Der digitale Impfnachweis wird an Personen vergeben, die vollständig gegen das Coronavirus geimpft sind. Nach einer Prüfung der Dokumente in der Apotheke wird der Nachweis dann erstellt. Der darauf angegebene Code kann dann sowohl mit der Corona-Warn-App als auch mit der neuen App CovPass gescannt werden. Dadurch wird der Impfnachweis lokal auf dem Mobiltelefon gespeichert.

Berlins Wirtschaftssenatorin Ramona Pop (Grüne) äußerte sich am Sonntag gegenüber der Berliner Morgenpost erfreut über den Start des digitalen Impfnachweises. „Er ist wegweisend im Kampf gegen die Pandemie. Der digitale Nachweis auf dem Smartphone wird das Leben leichter machen, denn mit ihm ist der Nachweis einer erfolgten Corona-Schutzimpfung sowohl im Restaurant als auch auf Reisen einfach und sicher möglich. Es ist gut und richtig, dass uns die Apotheken bei der Erstellung digitaler Impfzertifikate unterstützen, um damit auch die Impfzentren und Arztpraxen zu entlasten“, sagte sie.

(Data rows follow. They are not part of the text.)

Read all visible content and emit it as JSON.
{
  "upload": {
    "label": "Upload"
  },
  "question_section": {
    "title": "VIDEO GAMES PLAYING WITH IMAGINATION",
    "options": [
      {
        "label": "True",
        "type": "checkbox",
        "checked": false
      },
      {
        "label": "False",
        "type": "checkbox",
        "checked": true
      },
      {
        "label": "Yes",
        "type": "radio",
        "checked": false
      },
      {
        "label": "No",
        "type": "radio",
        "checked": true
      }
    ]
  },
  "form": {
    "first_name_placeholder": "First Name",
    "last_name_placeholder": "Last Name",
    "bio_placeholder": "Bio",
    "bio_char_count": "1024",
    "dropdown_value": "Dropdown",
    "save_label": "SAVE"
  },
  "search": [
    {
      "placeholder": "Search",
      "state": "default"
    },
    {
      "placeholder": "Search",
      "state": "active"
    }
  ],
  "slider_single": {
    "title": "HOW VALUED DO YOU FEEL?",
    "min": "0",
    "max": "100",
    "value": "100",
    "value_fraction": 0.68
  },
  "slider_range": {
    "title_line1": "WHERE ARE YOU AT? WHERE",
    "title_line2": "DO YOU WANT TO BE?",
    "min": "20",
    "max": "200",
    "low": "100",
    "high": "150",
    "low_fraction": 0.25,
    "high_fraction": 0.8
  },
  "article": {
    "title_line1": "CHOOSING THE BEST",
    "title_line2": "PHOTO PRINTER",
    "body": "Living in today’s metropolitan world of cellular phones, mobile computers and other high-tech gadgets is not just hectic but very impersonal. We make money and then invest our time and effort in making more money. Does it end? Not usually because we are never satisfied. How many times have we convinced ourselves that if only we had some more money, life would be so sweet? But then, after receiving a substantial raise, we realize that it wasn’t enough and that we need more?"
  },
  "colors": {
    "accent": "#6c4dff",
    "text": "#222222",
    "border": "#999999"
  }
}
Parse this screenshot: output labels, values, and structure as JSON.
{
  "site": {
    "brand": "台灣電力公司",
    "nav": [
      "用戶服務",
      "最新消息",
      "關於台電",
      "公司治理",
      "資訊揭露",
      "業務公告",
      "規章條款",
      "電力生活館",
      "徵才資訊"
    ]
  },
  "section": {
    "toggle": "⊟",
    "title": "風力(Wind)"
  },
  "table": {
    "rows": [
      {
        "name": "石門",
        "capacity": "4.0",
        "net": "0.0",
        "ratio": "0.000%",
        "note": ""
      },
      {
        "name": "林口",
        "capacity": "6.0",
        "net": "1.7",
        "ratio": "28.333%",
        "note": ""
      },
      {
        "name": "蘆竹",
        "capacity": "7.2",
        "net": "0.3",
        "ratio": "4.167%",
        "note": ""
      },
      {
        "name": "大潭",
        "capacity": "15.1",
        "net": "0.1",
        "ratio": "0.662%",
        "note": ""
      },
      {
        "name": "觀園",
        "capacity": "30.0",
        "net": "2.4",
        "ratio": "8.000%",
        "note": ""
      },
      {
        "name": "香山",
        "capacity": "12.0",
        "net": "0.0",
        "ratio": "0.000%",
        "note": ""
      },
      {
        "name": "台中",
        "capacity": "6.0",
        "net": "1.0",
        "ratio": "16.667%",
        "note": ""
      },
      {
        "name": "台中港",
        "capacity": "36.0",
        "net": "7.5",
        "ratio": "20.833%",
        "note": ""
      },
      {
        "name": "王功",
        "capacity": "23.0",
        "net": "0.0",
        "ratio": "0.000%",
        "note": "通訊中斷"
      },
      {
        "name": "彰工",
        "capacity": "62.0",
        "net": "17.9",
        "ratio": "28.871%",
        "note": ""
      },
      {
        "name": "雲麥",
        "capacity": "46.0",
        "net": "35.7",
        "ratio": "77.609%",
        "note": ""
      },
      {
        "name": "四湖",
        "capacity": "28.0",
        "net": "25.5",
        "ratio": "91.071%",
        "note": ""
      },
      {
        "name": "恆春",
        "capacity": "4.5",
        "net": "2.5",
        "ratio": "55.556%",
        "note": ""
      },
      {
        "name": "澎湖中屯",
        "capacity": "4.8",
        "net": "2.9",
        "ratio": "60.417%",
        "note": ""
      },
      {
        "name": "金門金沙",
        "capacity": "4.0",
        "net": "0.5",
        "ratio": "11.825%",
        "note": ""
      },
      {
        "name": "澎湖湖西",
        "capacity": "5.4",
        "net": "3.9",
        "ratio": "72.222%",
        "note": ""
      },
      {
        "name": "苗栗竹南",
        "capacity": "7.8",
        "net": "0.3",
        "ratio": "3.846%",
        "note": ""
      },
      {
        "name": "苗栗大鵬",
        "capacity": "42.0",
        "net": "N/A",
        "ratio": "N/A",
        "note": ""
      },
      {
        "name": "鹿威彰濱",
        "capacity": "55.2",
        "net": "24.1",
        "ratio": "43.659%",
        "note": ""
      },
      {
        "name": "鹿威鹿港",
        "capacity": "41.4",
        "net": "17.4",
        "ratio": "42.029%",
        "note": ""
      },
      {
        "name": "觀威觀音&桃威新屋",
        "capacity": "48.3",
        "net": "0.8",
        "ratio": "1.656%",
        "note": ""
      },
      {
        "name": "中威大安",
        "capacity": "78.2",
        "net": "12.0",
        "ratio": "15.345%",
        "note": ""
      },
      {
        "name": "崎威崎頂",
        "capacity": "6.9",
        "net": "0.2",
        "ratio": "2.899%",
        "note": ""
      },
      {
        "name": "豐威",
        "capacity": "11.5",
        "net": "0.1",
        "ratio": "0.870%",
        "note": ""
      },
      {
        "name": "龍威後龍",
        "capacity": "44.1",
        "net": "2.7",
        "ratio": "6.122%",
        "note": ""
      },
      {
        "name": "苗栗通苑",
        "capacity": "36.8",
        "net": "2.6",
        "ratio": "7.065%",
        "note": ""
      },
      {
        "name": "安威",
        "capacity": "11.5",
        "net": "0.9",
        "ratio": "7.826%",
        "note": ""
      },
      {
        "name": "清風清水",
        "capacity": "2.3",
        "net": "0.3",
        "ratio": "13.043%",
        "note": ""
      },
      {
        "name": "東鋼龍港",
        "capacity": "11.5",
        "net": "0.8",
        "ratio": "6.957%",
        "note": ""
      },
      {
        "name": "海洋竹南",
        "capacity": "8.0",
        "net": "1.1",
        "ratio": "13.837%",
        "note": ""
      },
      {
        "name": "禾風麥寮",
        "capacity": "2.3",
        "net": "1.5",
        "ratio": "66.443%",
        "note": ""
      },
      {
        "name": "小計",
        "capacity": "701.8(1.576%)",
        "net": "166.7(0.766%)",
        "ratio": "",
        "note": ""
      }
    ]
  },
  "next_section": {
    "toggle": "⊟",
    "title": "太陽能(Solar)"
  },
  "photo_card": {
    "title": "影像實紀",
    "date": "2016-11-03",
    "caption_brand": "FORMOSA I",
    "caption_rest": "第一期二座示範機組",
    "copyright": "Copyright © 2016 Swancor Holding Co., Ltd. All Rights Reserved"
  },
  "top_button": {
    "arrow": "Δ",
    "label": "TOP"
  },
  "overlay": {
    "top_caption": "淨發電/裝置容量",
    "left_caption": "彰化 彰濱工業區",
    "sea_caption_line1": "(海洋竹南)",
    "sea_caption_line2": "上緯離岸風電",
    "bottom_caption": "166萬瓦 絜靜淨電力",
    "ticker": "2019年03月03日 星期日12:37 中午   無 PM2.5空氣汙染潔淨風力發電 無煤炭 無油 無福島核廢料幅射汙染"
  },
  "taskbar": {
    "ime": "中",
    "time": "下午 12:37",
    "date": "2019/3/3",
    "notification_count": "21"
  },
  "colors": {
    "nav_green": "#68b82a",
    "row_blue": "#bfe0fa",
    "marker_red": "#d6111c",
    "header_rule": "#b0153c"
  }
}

Corona in Berlin: Pop mit positivem Blick auf die Pandemielage

Pop äußerte sich auch positiv mit Blick auf die Pandemielage in den Sommermonaten: „Die Infektionszahlen gehen zurück, und immer mehr Menschen sind geimpft. Die Impfzentren und Arztpraxen leisten hier einen großartigen Job im Kampf gegen die Pandemie“, erklärte sie. Jetzt müsse alles daran gesetzt werden, dass die Impfbereitschaft in der Bevölkerung auch im Sommer auf hohem Niveau bleibt. „Je einfacher und unkomplizierter das Impfen ist, desto größer ist die Akzeptanz. Der Einstieg der Betriebsärzte und das Impfen am Arbeitsplatz sind dabei ein wichtiger Baustein“, so Pop weiter.

In Berlin lag die Sieben-Tage-Inzidenz am Montag weiter unter der kritischen Marke von 20. Das Robert-Koch-Institut (RKI) meldete 15,4 Neuinfektionen pro 100.000 Einwohner in den vergangenen sieben Tagen.

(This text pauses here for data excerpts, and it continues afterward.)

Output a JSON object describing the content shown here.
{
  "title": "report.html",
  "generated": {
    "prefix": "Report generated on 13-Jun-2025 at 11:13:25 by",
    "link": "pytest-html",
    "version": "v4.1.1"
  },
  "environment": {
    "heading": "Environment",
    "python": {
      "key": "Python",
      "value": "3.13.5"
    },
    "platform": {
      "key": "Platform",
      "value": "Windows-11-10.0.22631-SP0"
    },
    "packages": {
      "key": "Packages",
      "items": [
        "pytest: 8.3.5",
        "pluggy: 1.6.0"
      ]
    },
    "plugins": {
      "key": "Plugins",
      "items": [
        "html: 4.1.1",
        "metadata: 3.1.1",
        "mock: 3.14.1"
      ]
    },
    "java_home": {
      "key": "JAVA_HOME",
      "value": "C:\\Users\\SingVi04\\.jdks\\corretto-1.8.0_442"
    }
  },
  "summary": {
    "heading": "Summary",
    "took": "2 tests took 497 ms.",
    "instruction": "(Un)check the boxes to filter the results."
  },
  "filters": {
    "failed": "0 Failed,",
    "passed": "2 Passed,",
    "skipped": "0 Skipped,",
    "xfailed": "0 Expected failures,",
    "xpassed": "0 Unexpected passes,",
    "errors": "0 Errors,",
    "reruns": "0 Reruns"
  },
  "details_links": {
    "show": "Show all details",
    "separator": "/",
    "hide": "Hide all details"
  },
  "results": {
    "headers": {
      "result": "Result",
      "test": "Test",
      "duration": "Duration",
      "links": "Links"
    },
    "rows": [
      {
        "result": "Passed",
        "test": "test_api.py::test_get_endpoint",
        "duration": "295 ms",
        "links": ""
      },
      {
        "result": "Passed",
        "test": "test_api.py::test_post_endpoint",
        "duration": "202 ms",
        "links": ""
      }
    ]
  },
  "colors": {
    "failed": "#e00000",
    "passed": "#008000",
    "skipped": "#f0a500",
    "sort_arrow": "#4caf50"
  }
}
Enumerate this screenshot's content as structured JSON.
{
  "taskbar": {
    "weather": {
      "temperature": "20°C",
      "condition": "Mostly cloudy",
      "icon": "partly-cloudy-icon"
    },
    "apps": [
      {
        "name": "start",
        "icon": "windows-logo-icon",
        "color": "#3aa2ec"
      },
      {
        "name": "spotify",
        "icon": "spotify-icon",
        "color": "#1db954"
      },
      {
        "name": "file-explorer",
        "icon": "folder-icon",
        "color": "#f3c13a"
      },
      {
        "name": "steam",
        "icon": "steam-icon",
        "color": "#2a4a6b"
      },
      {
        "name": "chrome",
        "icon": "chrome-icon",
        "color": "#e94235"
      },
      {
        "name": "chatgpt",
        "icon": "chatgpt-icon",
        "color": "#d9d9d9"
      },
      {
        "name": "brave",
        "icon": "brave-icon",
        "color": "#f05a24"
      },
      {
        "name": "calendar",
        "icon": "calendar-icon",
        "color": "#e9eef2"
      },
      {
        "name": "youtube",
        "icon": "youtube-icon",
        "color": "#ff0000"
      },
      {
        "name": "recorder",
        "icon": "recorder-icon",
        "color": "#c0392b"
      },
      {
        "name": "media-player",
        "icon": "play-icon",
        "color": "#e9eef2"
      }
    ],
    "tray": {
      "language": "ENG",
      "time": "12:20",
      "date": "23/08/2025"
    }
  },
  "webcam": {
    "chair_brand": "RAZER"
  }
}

Das Bundesgesundheitsministerium hat vom Impfstoffhersteller Johnson & Johnson eine Nachlieferung fehlender Impfdosen im Juli gefordert. Das Unternehmen werde nach neuestem Stand im zweiten Quartal – also bis Ende Juni – etwa 6,5 Millionen Dosen weniger liefern als geplant, sagte eine Ministeriumssprecherin.

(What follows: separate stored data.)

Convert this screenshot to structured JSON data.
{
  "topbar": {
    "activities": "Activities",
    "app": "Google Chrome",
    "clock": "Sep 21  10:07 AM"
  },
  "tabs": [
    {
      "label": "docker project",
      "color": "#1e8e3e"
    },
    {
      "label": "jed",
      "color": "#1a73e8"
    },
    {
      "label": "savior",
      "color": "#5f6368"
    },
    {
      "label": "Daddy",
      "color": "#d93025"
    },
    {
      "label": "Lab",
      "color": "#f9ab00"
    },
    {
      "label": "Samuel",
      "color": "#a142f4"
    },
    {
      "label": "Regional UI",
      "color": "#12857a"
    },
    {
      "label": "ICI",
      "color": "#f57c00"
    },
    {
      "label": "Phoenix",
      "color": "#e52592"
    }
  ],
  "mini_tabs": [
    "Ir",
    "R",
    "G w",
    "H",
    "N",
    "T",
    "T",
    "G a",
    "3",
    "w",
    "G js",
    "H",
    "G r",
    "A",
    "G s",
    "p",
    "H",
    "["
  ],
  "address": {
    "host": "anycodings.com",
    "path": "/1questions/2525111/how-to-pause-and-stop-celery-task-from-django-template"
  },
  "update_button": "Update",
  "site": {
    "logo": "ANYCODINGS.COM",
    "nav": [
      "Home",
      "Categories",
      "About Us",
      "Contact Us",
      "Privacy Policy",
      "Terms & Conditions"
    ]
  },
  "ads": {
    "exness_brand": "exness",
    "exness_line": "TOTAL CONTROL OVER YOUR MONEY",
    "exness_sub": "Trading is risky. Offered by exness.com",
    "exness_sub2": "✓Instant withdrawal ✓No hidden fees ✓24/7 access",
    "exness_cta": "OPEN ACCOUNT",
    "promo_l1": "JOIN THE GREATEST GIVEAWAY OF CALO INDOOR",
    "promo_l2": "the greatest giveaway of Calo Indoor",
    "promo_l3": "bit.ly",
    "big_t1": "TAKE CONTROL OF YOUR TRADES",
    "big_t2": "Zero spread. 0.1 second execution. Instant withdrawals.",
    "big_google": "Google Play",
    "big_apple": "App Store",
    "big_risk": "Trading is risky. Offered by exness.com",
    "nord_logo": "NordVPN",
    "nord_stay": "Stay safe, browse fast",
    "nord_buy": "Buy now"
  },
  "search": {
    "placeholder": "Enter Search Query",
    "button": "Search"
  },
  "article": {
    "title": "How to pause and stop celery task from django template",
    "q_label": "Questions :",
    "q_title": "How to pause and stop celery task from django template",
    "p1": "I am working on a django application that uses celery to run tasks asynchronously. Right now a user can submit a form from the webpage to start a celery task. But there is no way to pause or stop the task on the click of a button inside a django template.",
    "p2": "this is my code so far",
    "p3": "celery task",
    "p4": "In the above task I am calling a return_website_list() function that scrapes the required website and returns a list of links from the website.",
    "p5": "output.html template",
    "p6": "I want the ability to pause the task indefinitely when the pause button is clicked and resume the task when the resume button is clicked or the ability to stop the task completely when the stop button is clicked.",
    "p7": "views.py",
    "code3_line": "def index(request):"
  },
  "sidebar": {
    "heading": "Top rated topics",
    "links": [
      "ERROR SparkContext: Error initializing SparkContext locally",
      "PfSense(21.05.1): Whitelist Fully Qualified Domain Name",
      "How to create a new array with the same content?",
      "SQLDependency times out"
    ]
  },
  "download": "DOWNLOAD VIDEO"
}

Ganz Österreich sowie zahlreiche andere Länder und Regionen gelten seit Sonntag nicht mehr als Corona-Risikogebiete, ebenso wie Teile Griechenlands, Kroatiens und der Schweiz. Auch die Inseln Madeira in Portugal und Zypern sowie zwölf weitere Länder auf dem Balkan, in Osteuropa, Asien und Nordamerika gehören dazu, darunter die USA und Kanada.